Cromwell rubbed his clean-shaven chin, opened his notepad. “Their remains are skeletal, so why probably?”

“Nice try, Stu.” Jesse clapped his hands together. “If I answered the question in that form, I’d be confirming something that’s not been officially acknowledged.”

“It was worth a shot,” Cromwell said. “But everybody in town knows you found two skeletons in close proximity to the body in the blue tarp. If you’re not going to talk to me about this stuff, why did you call me over here?”

“Did I say I wasn’t going to talk to you?”

Cromwell closed his notepad again. Laughed again. “A little squid pro quo, huh, Jesse? You scratch my octopus and I’ll scratch yours.”

“Uh-huh.”

“Who’s going to scratch whose octopus first?” Cromwell asked.

Jesse never had much use for the press. And his attitude toward the media only got worse after his ex, Jenn, a failed actress, had risen from the weather girl at a Boston TV station to a reporter on a syndicated magazine show. Jenn was smart, but she wasn’t the most savvy person about world affairs and politics. The only subject Jenn was an expert on was herself, but it wasn’t only Jenn’s narrow focus that fueled Jesse’s contempt for the press. He had found her colleagues to be a bunch of self-important boobs. Stu Cromwell was neither self-important nor a boob. And it was Jesse’s sense of things that reporters, especially newspaper reporters, always knew more than they would or could say. They were like cops in that way.

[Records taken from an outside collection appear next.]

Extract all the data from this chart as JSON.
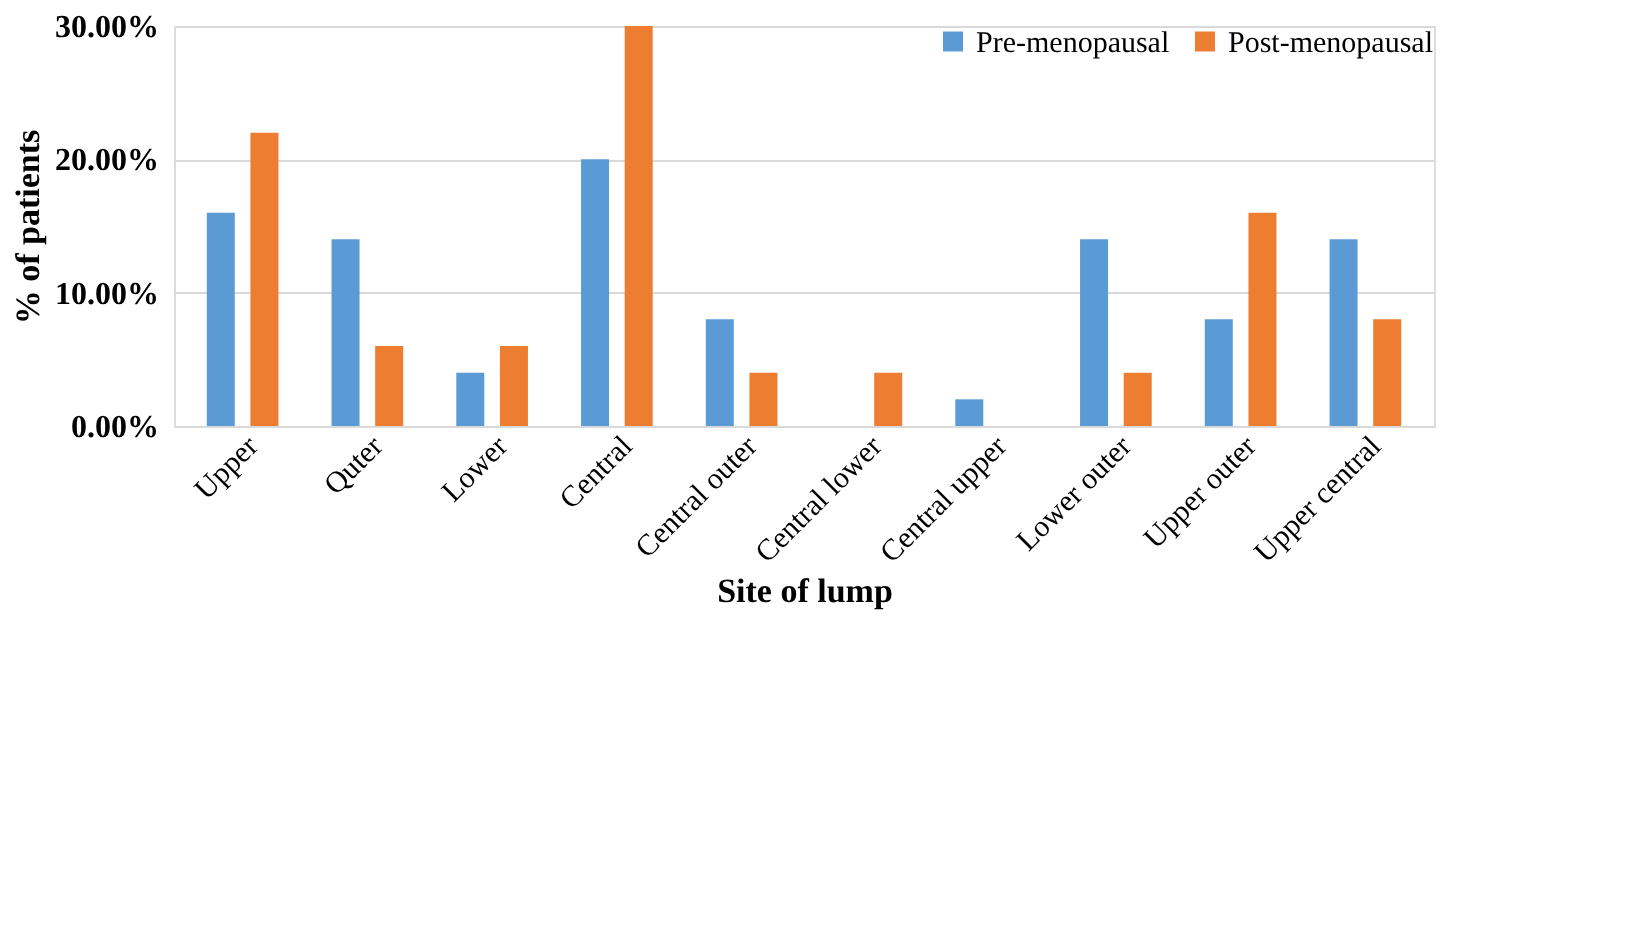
{
  "chart_data": {
    "type": "bar",
    "xlabel": "Site of lump",
    "ylabel": "% of patients",
    "categories": [
      "Upper",
      "Quter",
      "Lower",
      "Central",
      "Central outer",
      "Central lower",
      "Central upper",
      "Lower outer",
      "Upper outer",
      "Upper central"
    ],
    "series": [
      {
        "name": "Pre-menopausal",
        "color": "#5b9bd5",
        "values": [
          16,
          14,
          4,
          20,
          8,
          0,
          2,
          14,
          8,
          14
        ]
      },
      {
        "name": "Post-menopausal",
        "color": "#ed7d31",
        "values": [
          22,
          6,
          6,
          30,
          4,
          4,
          0,
          4,
          16,
          8
        ]
      }
    ],
    "ylim": [
      0,
      30
    ],
    "yticks": [
      {
        "value": 0,
        "label": "0.00%"
      },
      {
        "value": 10,
        "label": "10.00%"
      },
      {
        "value": 20,
        "label": "20.00%"
      },
      {
        "value": 30,
        "label": "30.00%"
      }
    ],
    "grid": "y",
    "legend": "top right"
  }
}
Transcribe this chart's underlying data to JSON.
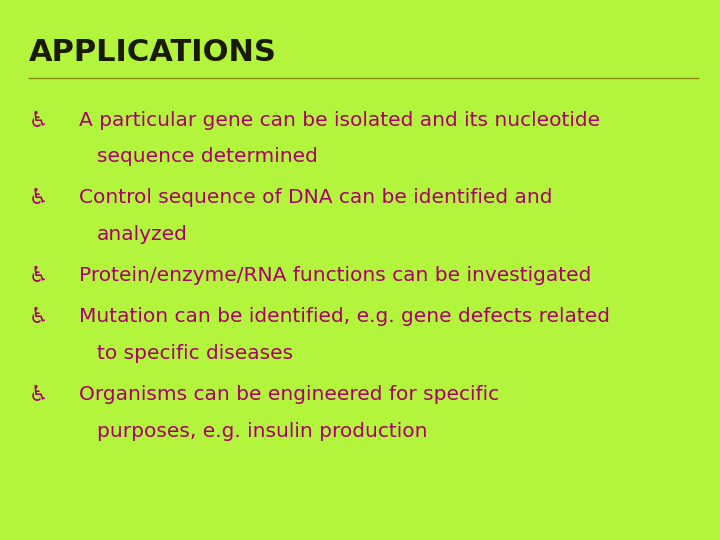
{
  "title": "APPLICATIONS",
  "title_color": "#1a1a00",
  "title_fontsize": 22,
  "title_fontweight": "bold",
  "background_color": "#b3f53c",
  "bullet_color": "#aa006a",
  "bullet_fontsize": 14.5,
  "title_underline_color": "#888800",
  "bullets": [
    [
      "A particular gene can be isolated and its nucleotide",
      "sequence determined"
    ],
    [
      "Control sequence of DNA can be identified and",
      "analyzed"
    ],
    [
      "Protein/enzyme/RNA functions can be investigated"
    ],
    [
      "Mutation can be identified, e.g. gene defects related",
      "to specific diseases"
    ],
    [
      "Organisms can be engineered for specific",
      "purposes, e.g. insulin production"
    ]
  ]
}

“I wasn’t here when the girls went missing,” Jesse said, “so I’m operating in the dark. I could use someone who knew the landscape back then the way you would have known it.”

“What about your cops? Some of them grew up here and have never left.”

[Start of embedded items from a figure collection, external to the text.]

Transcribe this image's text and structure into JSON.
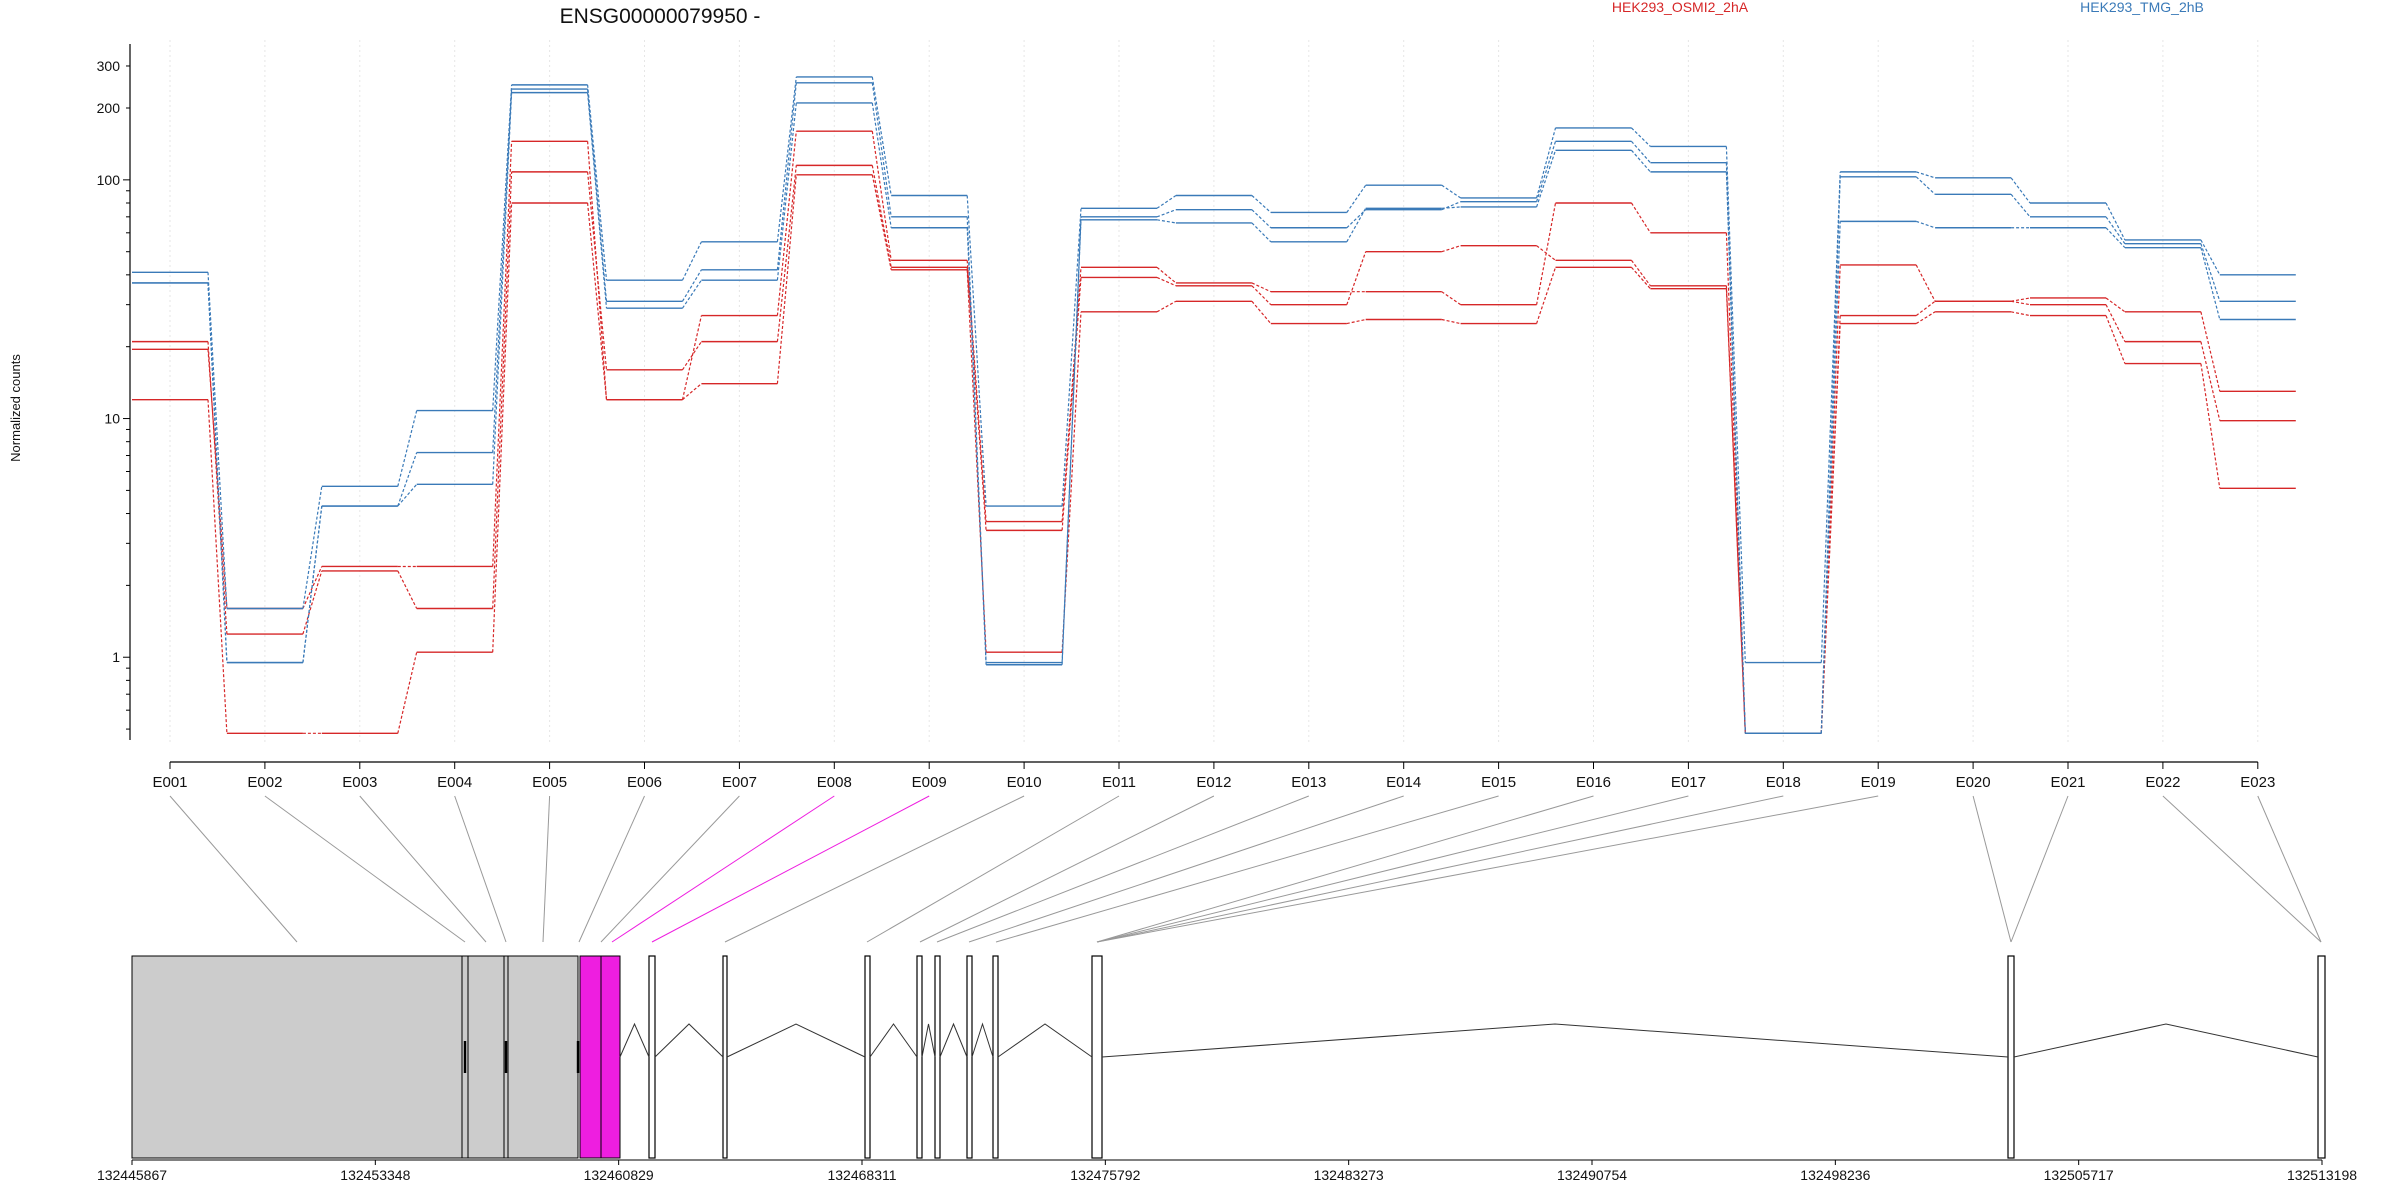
{
  "chart_data": {
    "type": "line",
    "title": "ENSG00000079950 -",
    "ylabel": "Normalized counts",
    "y_scale": "log",
    "ylim": [
      0.45,
      350
    ],
    "y_ticks": [
      1,
      10,
      100,
      200,
      300
    ],
    "y_tick_labels": [
      "1",
      "10",
      "100",
      "200",
      "300"
    ],
    "grid": "vertical dotted",
    "legend_position": "top",
    "categories": [
      "E001",
      "E002",
      "E003",
      "E004",
      "E005",
      "E006",
      "E007",
      "E008",
      "E009",
      "E010",
      "E011",
      "E012",
      "E013",
      "E014",
      "E015",
      "E016",
      "E017",
      "E018",
      "E019",
      "E020",
      "E021",
      "E022",
      "E023"
    ],
    "groups": [
      {
        "label": "HEK293_OSMI2_2hA",
        "color": "#d62728"
      },
      {
        "label": "HEK293_TMG_2hB",
        "color": "#3a7ab8"
      }
    ],
    "series": [
      {
        "group": 0,
        "values": [
          19.5,
          1.6,
          2.4,
          2.4,
          145,
          12,
          27,
          160,
          46,
          3.7,
          43,
          37,
          34,
          34,
          30,
          80,
          60,
          0.48,
          44,
          31,
          32,
          28,
          13
        ]
      },
      {
        "group": 0,
        "values": [
          21,
          1.25,
          2.3,
          1.6,
          108,
          16,
          21,
          115,
          43,
          3.4,
          39,
          36,
          30,
          50,
          53,
          46,
          36,
          0.48,
          27,
          31,
          30,
          21,
          9.8
        ]
      },
      {
        "group": 0,
        "values": [
          12,
          0.48,
          0.48,
          1.05,
          80,
          12,
          14,
          105,
          42,
          1.05,
          28,
          31,
          25,
          26,
          25,
          43,
          35,
          0.48,
          25,
          28,
          27,
          17,
          5.1
        ]
      },
      {
        "group": 1,
        "values": [
          41,
          1.6,
          5.2,
          10.8,
          250,
          38,
          55,
          270,
          86,
          4.3,
          76,
          86,
          73,
          95,
          84,
          165,
          138,
          0.95,
          108,
          102,
          80,
          56,
          40
        ]
      },
      {
        "group": 1,
        "values": [
          37,
          0.95,
          4.3,
          7.2,
          240,
          31,
          42,
          255,
          70,
          0.95,
          70,
          75,
          63,
          75,
          81,
          145,
          118,
          0.48,
          103,
          87,
          70,
          54,
          31
        ]
      },
      {
        "group": 1,
        "values": [
          37,
          0.95,
          4.3,
          5.3,
          232,
          29,
          38,
          210,
          63,
          0.93,
          68,
          66,
          55,
          76,
          77,
          133,
          108,
          0.48,
          67,
          63,
          63,
          52,
          26
        ]
      }
    ],
    "genomic_axis": {
      "ticks": [
        "132445867",
        "132453348",
        "132460829",
        "132468311",
        "132475792",
        "132483273",
        "132490754",
        "132498236",
        "132505717",
        "132513198"
      ],
      "range": [
        132445867,
        132513198
      ]
    },
    "gene_model": {
      "highlighted_exons": [
        "E008",
        "E009"
      ],
      "exon_fill": "#cccccc",
      "highlight_color": "#ee1ee0"
    }
  }
}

“I’ll talk to them. I have talked to some of them already.”

Cromwell cleared his throat. “You are aware, then, that Molly Crane was close to both girls?”

Jesse nodded.

“I heard she pretty much fell apart this morning.”

“Please, Stu, don’t put that—”

Cromwell raised his palm up. “It has no bearing on the story, Jesse. Don’t worry. It won’t be in the paper tomorrow — not mine, anyway. But I still don’t know what you want from me.”

“Your notes from back then,” Jesse said. “Your files.”

“Sorry, Jesse. That’s a nonstarter. I’ve never shown anyone my notes and files outside of my editors, and not always then. Even if you were willing to show me all the official files, local and state, I wouldn’t make that trade.”

“How about this, then. You act as an unofficial consultant to the department.”

“In what unofficial capacity exactly?” Cromwell drew air quotes around the word unofficial.

“First, I’d like to sit down with you and talk about how Paradise was back around the time the girls went missing. After I start doing my investigation, I’d like to be able to run things by you. I’ll need a way to test what I’m being told against what the reality of Paradise was. I am not going to know the players like you know them or knew them.”

Cromwell was curious. “And for this I get what?”

“Exclusives.”

“You do realize that you’re going to get swamped by the media once this gets out there. You’ll have more satellite trucks here than ever before. You sure you want to go promising exclusives to a small-town paper?”

Jesse nodded.

“Okay, then,” Cromwell said. “Exclusives like...?”

“Sacred Heart Girls Catholic class rings were found among the remains.”

“Did one of them have the ring on the middle finger of its right hand?”

Jesse said, “Possibly.”

Stu Cromwell stood up and stuck his right hand out to Jesse. “Aren’t you going to shake the hand of your new unofficial consultant?”

Jesse shook Stu’s hand.

“About the ring...” Cromwell said.

“Middle finger of the right hand.”

Cromwell smiled.

“Until I say different, Stu, quote me only as an unnamed police source. Agreed?”

“Agreed.”

Cromwell stood, thanked Jesse, and left.